I did a little searching earlier for likely candidates for my daily post here, and I found this.
Am I troubled? Yes, I am.
Do I understand their reasoning? I do, but I don’t agree with it (obviously, or I wouldn’t be posting this, would I?).
Yes, spellcheckers have their useful moments. Do I think their existence negates the need to know proper spelling without their help? I do not. Do I wish that Word didn’t auto-correct words while I’m typing? Sometimes, yes. I’m capable of correcting my own errors, thanks. (And I am sometimes paid to correct those of others.)
Granted, the school is adding “a word usage section” focusing on the kinds of errors spellcheckers will miss, such as that set of triplets up in the title. I suppose I should be grateful for that much; at least they’re (holy cats, I just used one!) going to expect students to be able to tell the difference, and know which spelling is correct in a given instance.
I should be grateful. Somehow, I’m not.
5 thoughts on ““Their” and “they’re” and “there,” oh my”

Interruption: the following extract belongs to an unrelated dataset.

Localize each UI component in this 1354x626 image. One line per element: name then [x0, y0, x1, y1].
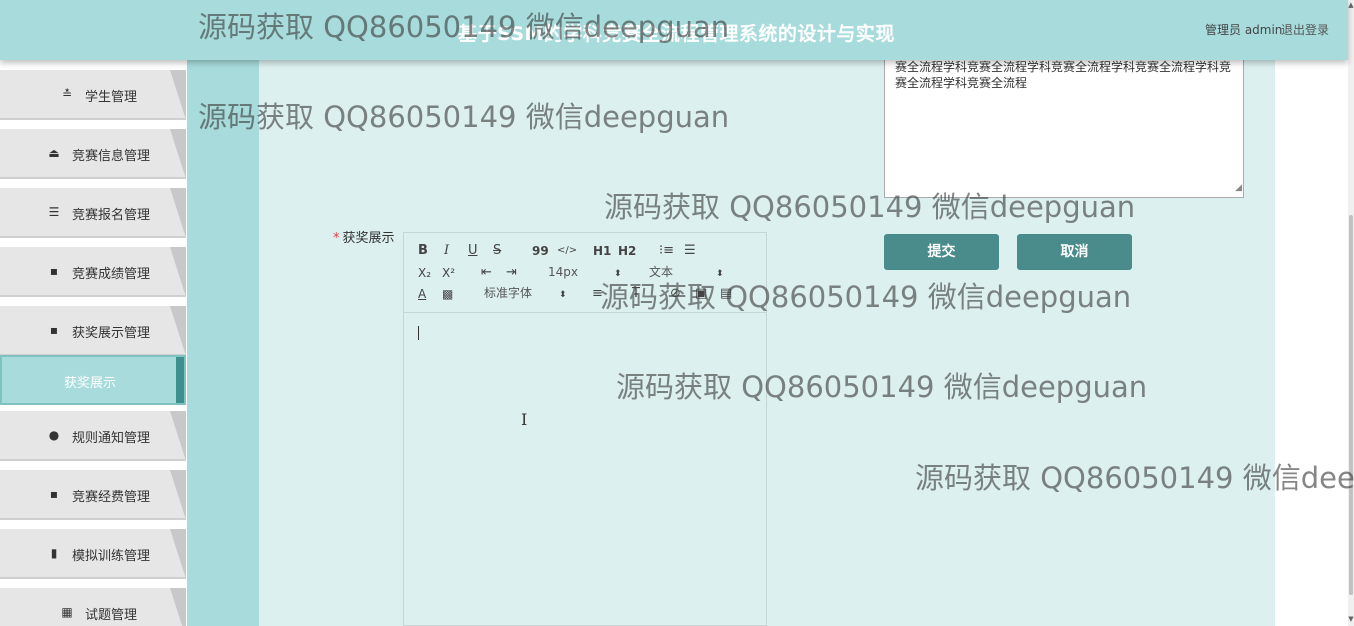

Yeesh. I have a really, really hard time believing that an institute of higher education would do such a thing — and for a JOURNALISM school, no less. The computer engineering school? Maybe. But not the guys ‘n’ gals who sling words for a living.
On the plus side, this ensures that there will be plenty of fodder for our blog for years to come.

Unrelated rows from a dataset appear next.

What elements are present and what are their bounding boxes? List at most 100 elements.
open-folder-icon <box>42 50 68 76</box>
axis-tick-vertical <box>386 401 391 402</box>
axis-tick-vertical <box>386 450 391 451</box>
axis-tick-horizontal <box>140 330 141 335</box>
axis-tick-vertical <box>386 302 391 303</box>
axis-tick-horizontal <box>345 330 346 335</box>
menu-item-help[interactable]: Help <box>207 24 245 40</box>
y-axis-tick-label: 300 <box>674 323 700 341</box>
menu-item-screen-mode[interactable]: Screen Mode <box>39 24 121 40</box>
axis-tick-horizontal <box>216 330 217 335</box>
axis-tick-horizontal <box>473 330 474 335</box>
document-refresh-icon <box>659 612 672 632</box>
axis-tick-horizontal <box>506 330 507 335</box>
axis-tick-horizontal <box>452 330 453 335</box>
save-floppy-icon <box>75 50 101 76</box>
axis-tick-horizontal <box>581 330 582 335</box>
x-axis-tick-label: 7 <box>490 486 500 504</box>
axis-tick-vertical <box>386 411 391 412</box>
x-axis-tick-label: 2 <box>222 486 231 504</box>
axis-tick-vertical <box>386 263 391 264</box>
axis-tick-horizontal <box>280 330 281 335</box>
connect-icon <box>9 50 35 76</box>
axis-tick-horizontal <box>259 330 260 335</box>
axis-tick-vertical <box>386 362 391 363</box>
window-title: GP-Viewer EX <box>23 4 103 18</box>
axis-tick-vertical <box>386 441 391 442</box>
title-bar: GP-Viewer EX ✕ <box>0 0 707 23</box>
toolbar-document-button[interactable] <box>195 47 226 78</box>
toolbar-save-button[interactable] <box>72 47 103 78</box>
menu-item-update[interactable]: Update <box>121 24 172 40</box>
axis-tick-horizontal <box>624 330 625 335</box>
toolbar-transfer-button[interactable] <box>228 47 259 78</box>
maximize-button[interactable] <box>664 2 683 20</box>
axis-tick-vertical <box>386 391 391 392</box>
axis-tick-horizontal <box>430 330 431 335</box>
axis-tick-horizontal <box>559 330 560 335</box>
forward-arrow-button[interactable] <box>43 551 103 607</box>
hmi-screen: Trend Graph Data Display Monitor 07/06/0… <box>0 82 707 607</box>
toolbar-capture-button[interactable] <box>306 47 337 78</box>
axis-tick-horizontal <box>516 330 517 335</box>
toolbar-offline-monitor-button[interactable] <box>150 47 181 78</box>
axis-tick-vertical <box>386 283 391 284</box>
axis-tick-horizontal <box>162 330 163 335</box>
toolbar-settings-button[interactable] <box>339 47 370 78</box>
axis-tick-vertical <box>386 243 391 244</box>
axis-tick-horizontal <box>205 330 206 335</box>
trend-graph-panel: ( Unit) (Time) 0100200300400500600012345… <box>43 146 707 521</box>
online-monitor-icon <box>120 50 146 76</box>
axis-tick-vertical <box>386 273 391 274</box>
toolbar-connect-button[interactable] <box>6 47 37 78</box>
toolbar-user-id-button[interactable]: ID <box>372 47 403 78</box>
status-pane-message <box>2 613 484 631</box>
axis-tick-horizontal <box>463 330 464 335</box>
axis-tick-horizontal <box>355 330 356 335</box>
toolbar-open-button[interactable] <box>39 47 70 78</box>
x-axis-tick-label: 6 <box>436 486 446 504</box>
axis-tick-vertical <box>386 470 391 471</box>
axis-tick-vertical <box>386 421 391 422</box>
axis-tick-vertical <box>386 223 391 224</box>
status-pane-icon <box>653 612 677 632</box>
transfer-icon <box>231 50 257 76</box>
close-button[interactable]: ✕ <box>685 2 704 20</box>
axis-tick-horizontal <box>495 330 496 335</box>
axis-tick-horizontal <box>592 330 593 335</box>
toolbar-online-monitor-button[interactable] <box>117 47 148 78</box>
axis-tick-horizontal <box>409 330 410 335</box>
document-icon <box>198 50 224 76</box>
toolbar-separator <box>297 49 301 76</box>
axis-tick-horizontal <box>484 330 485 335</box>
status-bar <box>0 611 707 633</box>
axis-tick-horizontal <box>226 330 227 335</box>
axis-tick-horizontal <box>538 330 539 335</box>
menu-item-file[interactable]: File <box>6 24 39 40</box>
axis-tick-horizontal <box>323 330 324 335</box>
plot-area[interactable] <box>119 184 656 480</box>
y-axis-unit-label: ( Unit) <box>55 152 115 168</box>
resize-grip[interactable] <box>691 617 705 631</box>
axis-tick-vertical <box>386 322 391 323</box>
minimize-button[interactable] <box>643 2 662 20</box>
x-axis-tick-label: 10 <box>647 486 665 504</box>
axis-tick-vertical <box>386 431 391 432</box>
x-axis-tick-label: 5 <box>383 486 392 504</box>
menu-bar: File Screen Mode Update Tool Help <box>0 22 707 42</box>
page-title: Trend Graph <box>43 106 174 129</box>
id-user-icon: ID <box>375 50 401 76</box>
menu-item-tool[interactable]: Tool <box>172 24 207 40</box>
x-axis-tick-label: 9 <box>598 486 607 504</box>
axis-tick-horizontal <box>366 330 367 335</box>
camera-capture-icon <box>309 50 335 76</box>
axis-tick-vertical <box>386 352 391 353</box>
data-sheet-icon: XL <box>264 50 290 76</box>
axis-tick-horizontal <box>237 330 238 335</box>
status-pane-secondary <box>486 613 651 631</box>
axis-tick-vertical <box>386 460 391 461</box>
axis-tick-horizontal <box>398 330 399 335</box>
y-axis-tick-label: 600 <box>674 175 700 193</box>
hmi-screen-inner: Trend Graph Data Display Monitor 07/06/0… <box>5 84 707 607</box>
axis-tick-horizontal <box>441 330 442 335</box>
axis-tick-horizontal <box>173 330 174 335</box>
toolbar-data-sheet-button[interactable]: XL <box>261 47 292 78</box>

So I need to look at this as some form of unpaid job security? I’ll get to work on that.
As someone who’s multilingual and might write in one of three languages when using word… I HATE autocorrect. With a passion. It’s always correcting in the wrong damn language.
You know, that never even occurred to me. It’s frustrating enough when it happens in one language! I can’t even wrap my head around your experience. UGH.
Unless you’re using a very old version of Word, I think you can turn off all autocorrect options. You can also customize it so that Word autocorrects only certain things—say, common errors that you know you always make.